A éstos, en gran parte, debemos el conservadurismo y el puritanismo reinantes en este siglo controlado por todopoderosos señores de la guerra dispuestos a enfrentarse a perpetuidad en el vasto tablero del planeta por un poder que ya nadie se atreve a llamar por su abyecto nombre. Las similitudes ideológicas entre quienes planearon los ataques como un mazazo moral y material al corazón financiero del mundo y quienes les declararon la guerra total son innegables. El fundamentalismo cristiano y el islámico se dieron la mano a través del espacio devastado de la “zona cero” señalando al mismo antagonista como responsable moral de la masacre: la decadente vida contemporánea. El pretexto de preservar este modo de vida supuestamente amenazado servía ahora al poder hegemónico como tapadera cínica para imponer en casa una variante local de la misma moral dogmática que había concebido los atentados. En «Milenio Negro», la penúltima novela de Ballard, uno de los terroristas de clase media, de modo bastante delirante, inscribe los atentados en la lógica de un proyecto general de abolición del siglo XX: “El ataque al World Trade Center en 2001 fue un valeroso intento de liberar a América del siglo XX”.

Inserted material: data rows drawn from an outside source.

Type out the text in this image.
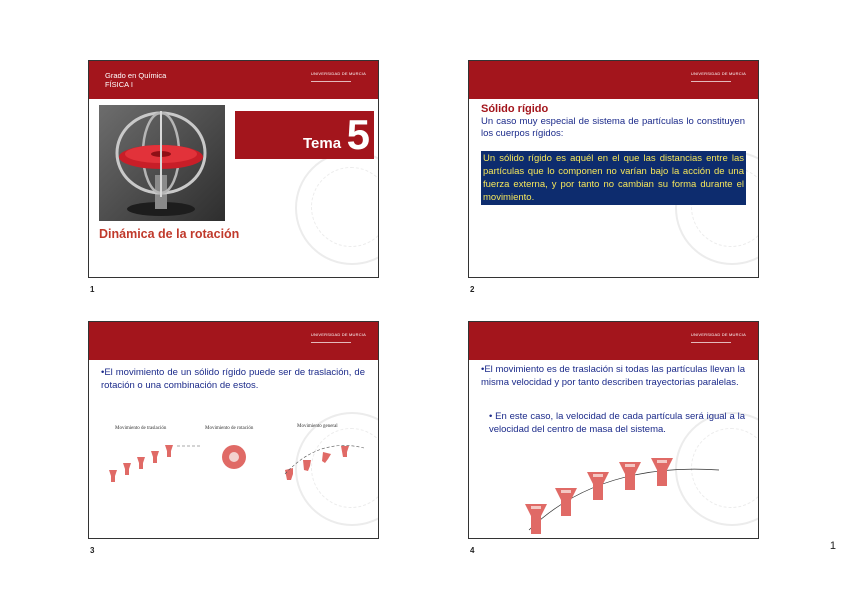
Grado en Química
FÍSICA I
UNIVERSIDAD DE MURCIA
Tema 5
Dinámica de la rotación
1
UNIVERSIDAD DE MURCIA
Sólido rígido
Un caso muy especial de sistema de partículas lo constituyen los cuerpos rígidos:
Un sólido rígido es aquél en el que las distancias entre las partículas que lo componen no varían bajo la acción de una fuerza externa, y por tanto no cambian su forma durante el movimiento.
2
UNIVERSIDAD DE MURCIA
•El movimiento de un sólido rígido puede ser de traslación, de rotación o una combinación de estos.
Movimiento de traslación	Movimiento de rotación	Movimiento general
3
UNIVERSIDAD DE MURCIA
•El movimiento es de traslación si todas las partículas llevan la misma velocidad y por tanto describen trayectorias paralelas.
• En este caso, la velocidad de cada partícula será igual a la velocidad del centro de masa del sistema.
4	1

Lo que ocurrió hace diez años, en suma, dejó con el culo al aire a todo un país y al sistema que lo monopoliza de modo abusivo. Fue un acto brutal por el que quedó a la vista de cuantos quisieran mirar sin escrúpulos la desnudez total de un sistema de organización del mundo fundado en incontables mixtificaciones y mitos banales. Detrás de la ostentosa fachada del World Trade Center no había nada más que otra fachada y eso ni siquiera los terroristas, creyentes en sólidos fundamentos y ontologías trascendentes, aunque devotos de la nada en el fondo de sus corazones, fueron capaces de preverlo. El acontecimiento se les fue de las manos a todos, los que lo planearon y realizaron y los que debían haberlo evitado, y todos, por tanto, quedaron con sus nalgas expuestas al aire recalentado por la combustión del queroseno de los aviones estrellados. El espectáculo mereció la pena sólo por esta revelación fundamental. Sin los dos mil ochocientos muertos, que actuaron de pantalla para un poder que los tomó como rehenes a fin de encubrir sus flagrantes insuficiencias y retorcidos intereses, lo habríamos podido ver todos con más claridad. Sin esa devastadora perturbación que suponían los cuerpos destrozados o la gente saltando al vacío desde las ventanas de las torres, no habrían podido ocultarlo con tanta eficacia.
Con su habitual provocación crítica, Baudrillard señaló acertadamente, y le llovieron insultos y descalificaciones de todas partes por tratar de ser coherente con un pensamiento tan incómodo como el suyo: “la violencia de lo mundial pasa también por la arquitectura y, por lo tanto, la oposición violenta a esta mundialización también pasa por la destrucción de esa arquitectura. En términos de drama colectivo, podría decirse que el horror...de morir en esas torres es inseparable del horror de vivir en ellas, el horror de vivir y trabajar en esos sarcófagos de hormigón y acero”. Igualmente atroz puede parecernos entonces vivir o morir sirviendo al capital transnacional como único amo y señor de nuestras vidas y destinos y recibiendo además los crueles golpes de sus enemigos conjurados. Como muestra «Milenio Negro», la desmoralización y el hastío de la clase media acabarán convirtiéndose tarde o temprano en la mayor amenaza revolucionaria para el sistema.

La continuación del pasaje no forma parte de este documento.